PhD studentship in Geometric Learning and Uncertainty Quantification

Deadline: 16 December 2024 (or until the position is filled)

One fully funded, full-time PhD position to work with Dr. Viacheslav Borovitskiy in his new research group at the School of Informatics, University of Edinburgh.

Our primary research aim will be to explore how the geometry of data can help build better uncertainty-quantifying models, particularly for complex data types like molecules and images. However, other research directions within geometric learning and uncertainty quantification will also be available for you to explore. This PhD position offers a unique chance to influence the trajectory of our group's work and contribute significantly to these growing fields.

This PhD position is ideal for candidates interested in the following areas of machine learning:

  • Models that leverage the inherent structure of data, whether explicit or implicit [Geometric Learning](to improve data-efficiency and satisfy constraints)
  • Models that quantify uncertainty associated with predictions [Uncertainty Quantification](to support model-based decision-making techniques and safety-critical applications)

Candidate’s profile

  • A good Bachelors degree (2.1 or above or international equivalent) and/or Masters degree in a relevant subject (computer science, mathematics, or related subject)
  • Proficiency in English (both oral and written)
  • Python programming skills
  • Solid mathematical background is desirable

Studentship and eligibility

The School funded studentship starting in the academic year 2025/26 covers:

  • Full time PhD tuition fees for a student with a Home fee status (£4,786 per annum* 24/25) or overseas fee status (£33,100 per annum in 24/25)
  • A tax-free stipend at UKRI rate (£19,237 for 24/25), subject to annual increase for 3.5 years

Application Information

Important. Interested applicants are highly encouraged to file an informal application first, by following the instructions on https://vab.im/vacancies/. This serves to check if there is a mutual interest with minimal bureaucratic effort on both sides.
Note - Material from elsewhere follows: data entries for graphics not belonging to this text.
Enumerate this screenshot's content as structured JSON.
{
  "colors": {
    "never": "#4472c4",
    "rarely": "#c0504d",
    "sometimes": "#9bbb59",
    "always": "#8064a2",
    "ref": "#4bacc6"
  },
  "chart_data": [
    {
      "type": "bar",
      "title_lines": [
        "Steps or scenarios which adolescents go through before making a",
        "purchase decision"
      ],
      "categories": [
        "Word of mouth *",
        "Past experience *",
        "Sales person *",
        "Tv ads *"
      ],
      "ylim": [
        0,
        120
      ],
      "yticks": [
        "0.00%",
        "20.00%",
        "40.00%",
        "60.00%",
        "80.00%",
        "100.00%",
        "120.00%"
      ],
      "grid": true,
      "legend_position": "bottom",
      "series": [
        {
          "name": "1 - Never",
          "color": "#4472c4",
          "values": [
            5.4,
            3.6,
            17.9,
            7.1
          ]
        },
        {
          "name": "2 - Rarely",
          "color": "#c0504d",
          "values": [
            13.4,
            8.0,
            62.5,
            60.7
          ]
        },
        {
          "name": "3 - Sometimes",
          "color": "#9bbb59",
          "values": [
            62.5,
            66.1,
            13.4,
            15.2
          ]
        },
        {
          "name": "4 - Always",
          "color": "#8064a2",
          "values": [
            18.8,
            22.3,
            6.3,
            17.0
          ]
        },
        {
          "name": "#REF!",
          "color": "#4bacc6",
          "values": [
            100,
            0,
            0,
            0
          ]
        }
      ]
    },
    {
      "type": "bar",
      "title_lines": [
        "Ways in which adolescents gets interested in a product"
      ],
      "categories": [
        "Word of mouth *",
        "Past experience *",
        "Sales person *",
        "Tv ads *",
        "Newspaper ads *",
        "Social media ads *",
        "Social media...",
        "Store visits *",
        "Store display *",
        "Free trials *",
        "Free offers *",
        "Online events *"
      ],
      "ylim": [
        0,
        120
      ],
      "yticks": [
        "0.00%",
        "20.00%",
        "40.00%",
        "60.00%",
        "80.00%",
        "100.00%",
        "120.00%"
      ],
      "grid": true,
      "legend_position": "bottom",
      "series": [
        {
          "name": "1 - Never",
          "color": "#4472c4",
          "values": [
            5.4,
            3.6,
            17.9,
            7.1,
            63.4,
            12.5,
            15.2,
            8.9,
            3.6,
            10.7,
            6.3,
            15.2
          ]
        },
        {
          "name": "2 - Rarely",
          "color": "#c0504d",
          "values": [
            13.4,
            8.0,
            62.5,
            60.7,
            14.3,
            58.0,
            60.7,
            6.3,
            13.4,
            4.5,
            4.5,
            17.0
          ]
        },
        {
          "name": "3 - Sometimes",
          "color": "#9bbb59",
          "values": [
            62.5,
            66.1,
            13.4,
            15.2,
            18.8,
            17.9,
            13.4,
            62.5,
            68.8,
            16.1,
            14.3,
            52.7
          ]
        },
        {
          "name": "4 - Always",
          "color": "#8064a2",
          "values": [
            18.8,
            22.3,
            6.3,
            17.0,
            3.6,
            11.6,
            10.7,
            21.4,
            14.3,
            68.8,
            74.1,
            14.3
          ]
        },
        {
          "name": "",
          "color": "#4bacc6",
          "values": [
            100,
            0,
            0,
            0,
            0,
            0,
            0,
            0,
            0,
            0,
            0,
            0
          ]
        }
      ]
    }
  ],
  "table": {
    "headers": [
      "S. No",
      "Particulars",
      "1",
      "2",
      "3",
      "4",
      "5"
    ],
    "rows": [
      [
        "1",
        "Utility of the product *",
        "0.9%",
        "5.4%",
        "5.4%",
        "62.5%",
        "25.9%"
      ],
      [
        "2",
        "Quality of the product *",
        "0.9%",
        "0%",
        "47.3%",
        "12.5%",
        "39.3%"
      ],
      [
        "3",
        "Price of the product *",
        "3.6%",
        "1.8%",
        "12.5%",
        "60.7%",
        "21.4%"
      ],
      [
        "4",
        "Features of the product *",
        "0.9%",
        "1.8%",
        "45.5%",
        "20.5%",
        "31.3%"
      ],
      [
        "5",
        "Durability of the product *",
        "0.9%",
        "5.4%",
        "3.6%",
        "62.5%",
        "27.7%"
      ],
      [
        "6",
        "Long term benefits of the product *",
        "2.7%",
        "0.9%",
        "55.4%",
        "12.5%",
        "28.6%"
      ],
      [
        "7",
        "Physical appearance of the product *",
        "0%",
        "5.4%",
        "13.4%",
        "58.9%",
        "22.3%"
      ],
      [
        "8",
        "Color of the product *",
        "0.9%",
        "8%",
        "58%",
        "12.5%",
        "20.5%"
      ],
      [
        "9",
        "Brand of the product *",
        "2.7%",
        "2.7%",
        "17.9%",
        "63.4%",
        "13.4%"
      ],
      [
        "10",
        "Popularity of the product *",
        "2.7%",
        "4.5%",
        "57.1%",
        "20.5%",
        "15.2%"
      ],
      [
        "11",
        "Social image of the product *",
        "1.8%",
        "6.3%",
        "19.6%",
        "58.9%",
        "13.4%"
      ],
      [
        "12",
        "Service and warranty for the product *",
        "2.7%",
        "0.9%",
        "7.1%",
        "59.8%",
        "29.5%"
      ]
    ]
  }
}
Formal applications should go through the University’s admissions portal (EUCLID), the applicants should choose the “Informatics: ANC: Machine Learning, Computational Neuroscience, Computational Biology” programme (https://www.ed.ac.uk/studying/postgraduate/degrees/index.php?r=site/view&edition=2025&id=489) with a start date of 8 September 2025.
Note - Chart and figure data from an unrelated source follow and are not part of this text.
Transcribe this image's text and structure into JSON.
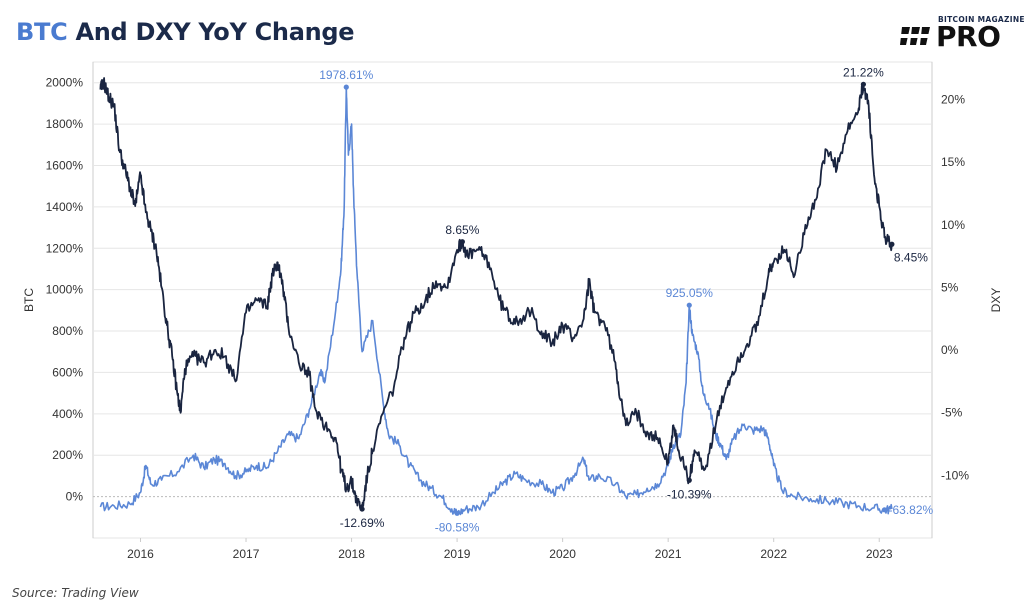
{
  "header": {
    "title_highlight": "BTC",
    "title_rest": " And DXY YoY Change",
    "logo_small": "BITCOIN MAGAZINE",
    "logo_big": "PRO",
    "logo_icon": "bitcoin-magazine-logo-icon"
  },
  "footer": {
    "source": "Source: Trading View"
  },
  "colors": {
    "btc": "#5b87d6",
    "dxy": "#1a2540",
    "grid": "#e6e6e6",
    "axis_text": "#333333",
    "zero_line": "#bbbbbb"
  },
  "chart_data": {
    "type": "line",
    "title": "BTC And DXY YoY Change",
    "xlabel": "",
    "ylabel_left": "BTC",
    "ylabel_right": "DXY",
    "grid": true,
    "x_ticks": [
      "2016",
      "2017",
      "2018",
      "2019",
      "2020",
      "2021",
      "2022",
      "2023"
    ],
    "xlim": [
      2015.55,
      2023.5
    ],
    "ylim_left": [
      -200,
      2100
    ],
    "y_ticks_left": [
      0,
      200,
      400,
      600,
      800,
      1000,
      1200,
      1400,
      1600,
      1800,
      2000
    ],
    "ylim_right": [
      -15,
      23
    ],
    "y_ticks_right": [
      -10,
      -5,
      0,
      5,
      10,
      15,
      20
    ],
    "series": [
      {
        "name": "BTC",
        "axis": "left",
        "points": [
          [
            2015.62,
            -50
          ],
          [
            2015.75,
            -45
          ],
          [
            2015.9,
            -35
          ],
          [
            2016.0,
            20
          ],
          [
            2016.05,
            150
          ],
          [
            2016.1,
            60
          ],
          [
            2016.2,
            80
          ],
          [
            2016.35,
            120
          ],
          [
            2016.5,
            200
          ],
          [
            2016.6,
            140
          ],
          [
            2016.7,
            180
          ],
          [
            2016.8,
            160
          ],
          [
            2016.9,
            100
          ],
          [
            2017.0,
            120
          ],
          [
            2017.1,
            150
          ],
          [
            2017.2,
            140
          ],
          [
            2017.3,
            220
          ],
          [
            2017.4,
            300
          ],
          [
            2017.5,
            280
          ],
          [
            2017.6,
            420
          ],
          [
            2017.7,
            600
          ],
          [
            2017.75,
            560
          ],
          [
            2017.85,
            900
          ],
          [
            2017.9,
            1100
          ],
          [
            2017.93,
            1400
          ],
          [
            2017.95,
            1978.61
          ],
          [
            2017.97,
            1650
          ],
          [
            2018.0,
            1800
          ],
          [
            2018.02,
            1450
          ],
          [
            2018.05,
            1100
          ],
          [
            2018.1,
            700
          ],
          [
            2018.2,
            850
          ],
          [
            2018.3,
            450
          ],
          [
            2018.35,
            300
          ],
          [
            2018.45,
            250
          ],
          [
            2018.55,
            150
          ],
          [
            2018.65,
            80
          ],
          [
            2018.75,
            40
          ],
          [
            2018.85,
            0
          ],
          [
            2018.95,
            -60
          ],
          [
            2019.0,
            -80.58
          ],
          [
            2019.08,
            -60
          ],
          [
            2019.2,
            -50
          ],
          [
            2019.35,
            20
          ],
          [
            2019.45,
            70
          ],
          [
            2019.55,
            110
          ],
          [
            2019.65,
            80
          ],
          [
            2019.8,
            60
          ],
          [
            2019.9,
            20
          ],
          [
            2020.0,
            40
          ],
          [
            2020.1,
            100
          ],
          [
            2020.2,
            180
          ],
          [
            2020.25,
            80
          ],
          [
            2020.35,
            100
          ],
          [
            2020.5,
            60
          ],
          [
            2020.6,
            0
          ],
          [
            2020.7,
            10
          ],
          [
            2020.8,
            40
          ],
          [
            2020.9,
            60
          ],
          [
            2021.0,
            150
          ],
          [
            2021.05,
            250
          ],
          [
            2021.12,
            300
          ],
          [
            2021.17,
            550
          ],
          [
            2021.2,
            925.05
          ],
          [
            2021.23,
            780
          ],
          [
            2021.28,
            700
          ],
          [
            2021.33,
            500
          ],
          [
            2021.38,
            450
          ],
          [
            2021.45,
            300
          ],
          [
            2021.5,
            250
          ],
          [
            2021.55,
            180
          ],
          [
            2021.62,
            280
          ],
          [
            2021.72,
            350
          ],
          [
            2021.8,
            320
          ],
          [
            2021.9,
            330
          ],
          [
            2021.95,
            280
          ],
          [
            2022.0,
            150
          ],
          [
            2022.08,
            30
          ],
          [
            2022.2,
            0
          ],
          [
            2022.35,
            -10
          ],
          [
            2022.5,
            -20
          ],
          [
            2022.65,
            -30
          ],
          [
            2022.8,
            -45
          ],
          [
            2022.95,
            -55
          ],
          [
            2023.05,
            -63.82
          ],
          [
            2023.12,
            -60
          ]
        ]
      },
      {
        "name": "DXY",
        "axis": "right",
        "points": [
          [
            2015.62,
            20.8
          ],
          [
            2015.65,
            21.4
          ],
          [
            2015.7,
            20.2
          ],
          [
            2015.75,
            19.5
          ],
          [
            2015.8,
            16.0
          ],
          [
            2015.85,
            14.5
          ],
          [
            2015.9,
            13.0
          ],
          [
            2015.95,
            11.5
          ],
          [
            2016.0,
            14.0
          ],
          [
            2016.05,
            11.0
          ],
          [
            2016.1,
            9.5
          ],
          [
            2016.15,
            8.0
          ],
          [
            2016.2,
            5.0
          ],
          [
            2016.25,
            2.0
          ],
          [
            2016.3,
            -0.5
          ],
          [
            2016.35,
            -3.5
          ],
          [
            2016.38,
            -5.0
          ],
          [
            2016.42,
            -1.5
          ],
          [
            2016.5,
            -0.5
          ],
          [
            2016.6,
            -1.0
          ],
          [
            2016.7,
            0.0
          ],
          [
            2016.8,
            -0.5
          ],
          [
            2016.9,
            -2.5
          ],
          [
            2017.0,
            3.0
          ],
          [
            2017.1,
            4.0
          ],
          [
            2017.2,
            3.5
          ],
          [
            2017.25,
            6.0
          ],
          [
            2017.3,
            7.0
          ],
          [
            2017.35,
            5.0
          ],
          [
            2017.4,
            2.0
          ],
          [
            2017.5,
            -1.0
          ],
          [
            2017.6,
            -2.0
          ],
          [
            2017.65,
            -4.5
          ],
          [
            2017.75,
            -6.0
          ],
          [
            2017.85,
            -7.0
          ],
          [
            2017.9,
            -9.5
          ],
          [
            2017.95,
            -11.0
          ],
          [
            2018.0,
            -10.5
          ],
          [
            2018.05,
            -12.0
          ],
          [
            2018.1,
            -12.69
          ],
          [
            2018.15,
            -10.0
          ],
          [
            2018.2,
            -8.0
          ],
          [
            2018.3,
            -5.0
          ],
          [
            2018.4,
            -3.0
          ],
          [
            2018.5,
            1.0
          ],
          [
            2018.6,
            3.0
          ],
          [
            2018.7,
            4.0
          ],
          [
            2018.8,
            5.5
          ],
          [
            2018.9,
            5.0
          ],
          [
            2019.0,
            8.0
          ],
          [
            2019.05,
            8.65
          ],
          [
            2019.1,
            7.5
          ],
          [
            2019.2,
            8.0
          ],
          [
            2019.3,
            7.0
          ],
          [
            2019.4,
            4.0
          ],
          [
            2019.5,
            2.5
          ],
          [
            2019.6,
            2.5
          ],
          [
            2019.7,
            3.0
          ],
          [
            2019.8,
            1.5
          ],
          [
            2019.9,
            0.5
          ],
          [
            2020.0,
            2.0
          ],
          [
            2020.1,
            1.0
          ],
          [
            2020.2,
            2.5
          ],
          [
            2020.25,
            5.5
          ],
          [
            2020.3,
            3.0
          ],
          [
            2020.4,
            2.0
          ],
          [
            2020.5,
            -1.0
          ],
          [
            2020.55,
            -4.0
          ],
          [
            2020.6,
            -6.0
          ],
          [
            2020.7,
            -5.0
          ],
          [
            2020.8,
            -6.5
          ],
          [
            2020.9,
            -7.0
          ],
          [
            2021.0,
            -9.0
          ],
          [
            2021.05,
            -6.0
          ],
          [
            2021.1,
            -8.0
          ],
          [
            2021.2,
            -10.39
          ],
          [
            2021.25,
            -8.0
          ],
          [
            2021.35,
            -9.5
          ],
          [
            2021.45,
            -6.0
          ],
          [
            2021.55,
            -3.0
          ],
          [
            2021.65,
            -1.0
          ],
          [
            2021.75,
            0.5
          ],
          [
            2021.85,
            2.0
          ],
          [
            2021.95,
            6.0
          ],
          [
            2022.0,
            7.0
          ],
          [
            2022.1,
            8.0
          ],
          [
            2022.2,
            6.0
          ],
          [
            2022.3,
            10.0
          ],
          [
            2022.4,
            12.0
          ],
          [
            2022.5,
            16.0
          ],
          [
            2022.6,
            14.5
          ],
          [
            2022.7,
            17.5
          ],
          [
            2022.8,
            19.0
          ],
          [
            2022.85,
            21.22
          ],
          [
            2022.9,
            19.5
          ],
          [
            2022.95,
            14.0
          ],
          [
            2023.0,
            11.5
          ],
          [
            2023.05,
            9.0
          ],
          [
            2023.12,
            8.45
          ]
        ]
      }
    ],
    "annotations": [
      {
        "series": "BTC",
        "x": 2017.95,
        "y": 1978.61,
        "text": "1978.61%",
        "placement": "above"
      },
      {
        "series": "BTC",
        "x": 2019.0,
        "y": -80.58,
        "text": "-80.58%",
        "placement": "below"
      },
      {
        "series": "BTC",
        "x": 2021.2,
        "y": 925.05,
        "text": "925.05%",
        "placement": "above"
      },
      {
        "series": "BTC",
        "x": 2023.05,
        "y": -63.82,
        "text": "-63.82%",
        "placement": "right"
      },
      {
        "series": "DXY",
        "x": 2018.1,
        "y": -12.69,
        "text": "-12.69%",
        "placement": "below"
      },
      {
        "series": "DXY",
        "x": 2019.05,
        "y": 8.65,
        "text": "8.65%",
        "placement": "above"
      },
      {
        "series": "DXY",
        "x": 2021.2,
        "y": -10.39,
        "text": "-10.39%",
        "placement": "below"
      },
      {
        "series": "DXY",
        "x": 2022.85,
        "y": 21.22,
        "text": "21.22%",
        "placement": "above"
      },
      {
        "series": "DXY",
        "x": 2023.12,
        "y": 8.45,
        "text": "8.45%",
        "placement": "below-right"
      }
    ]
  }
}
In the formal application, applicants should state “PhD studentship in Geometric Learning and Uncertainty Quantification” as project title and the research supervisor (Dr. Viacheslav Borovitskiy) in their application and Research Proposal document. 

Complete applications submitted by Monday 16 December at 12pm will receive full consideration; after that date applications will be considered until the position is filled. The anticipated start date is 8 September 2025 but later start dates might need to be considered for international applicants needing to complete immigration processes prior to commencing studies.

Applicants must submit:

  • All degree transcripts and certificates (and certified translations if applicable)
  • Evidence of English Language capability (where applicable)
  • A short research proposal (max 2 pages)
  • A full CV and cover letter describing your background, suitability for the PhD, and research interests (max 2 pages)
  • Two references (note that it the applicant’s responsibility to ensure reference letters are received when necessary)
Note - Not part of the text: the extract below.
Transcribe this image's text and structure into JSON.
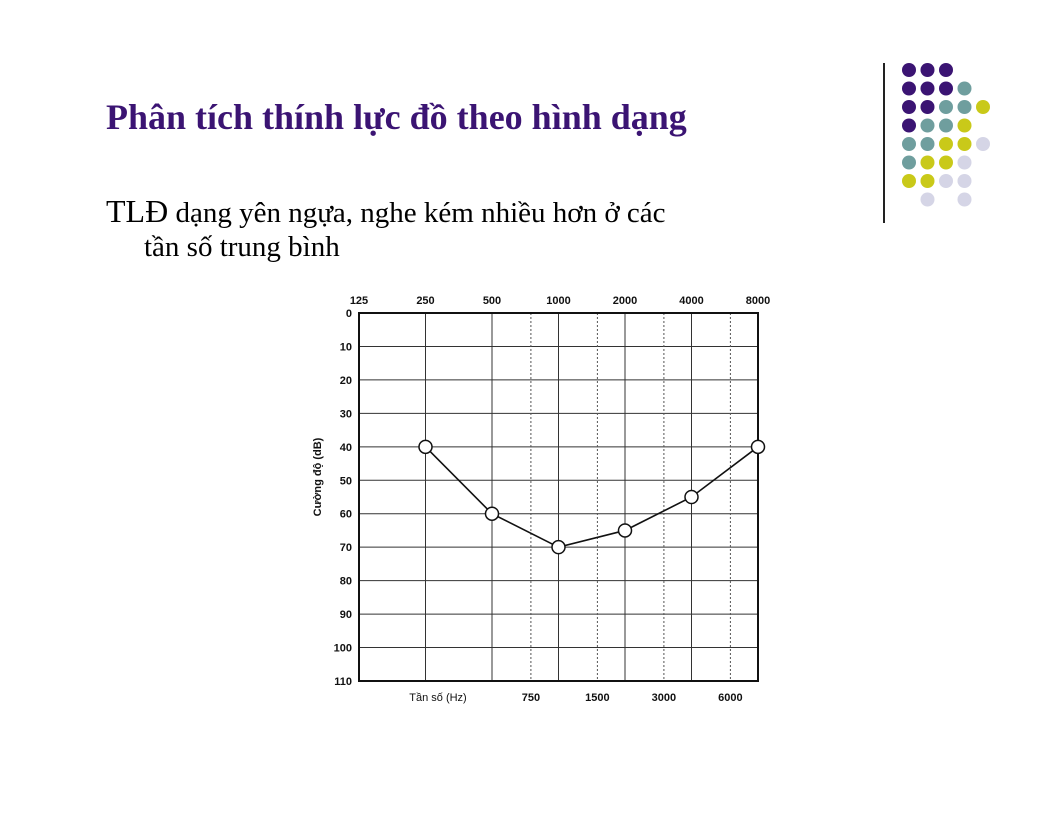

Only complete applications (i.e., those that are not missing the above documentation) will progress forward to Academic Selectors for further consideration. 

Environment

You will be working at the School of Informatics of the University of Edinburgh. More specifically, you will be a part of the Institute for Adaptive and Neural Computation, a vibrant community of researchers in machine learning and related areas. 

The School of Informatics is one of the largest in Europe and currently the top Informatics institute in the UK for research power, with 40% of its research outputs considered world-leading (top grade), and almost 50% considered top grade for societal impact. The University of Edinburgh is constantly ranked among the world’s top universities and is a highly international environment with several centres of excellence.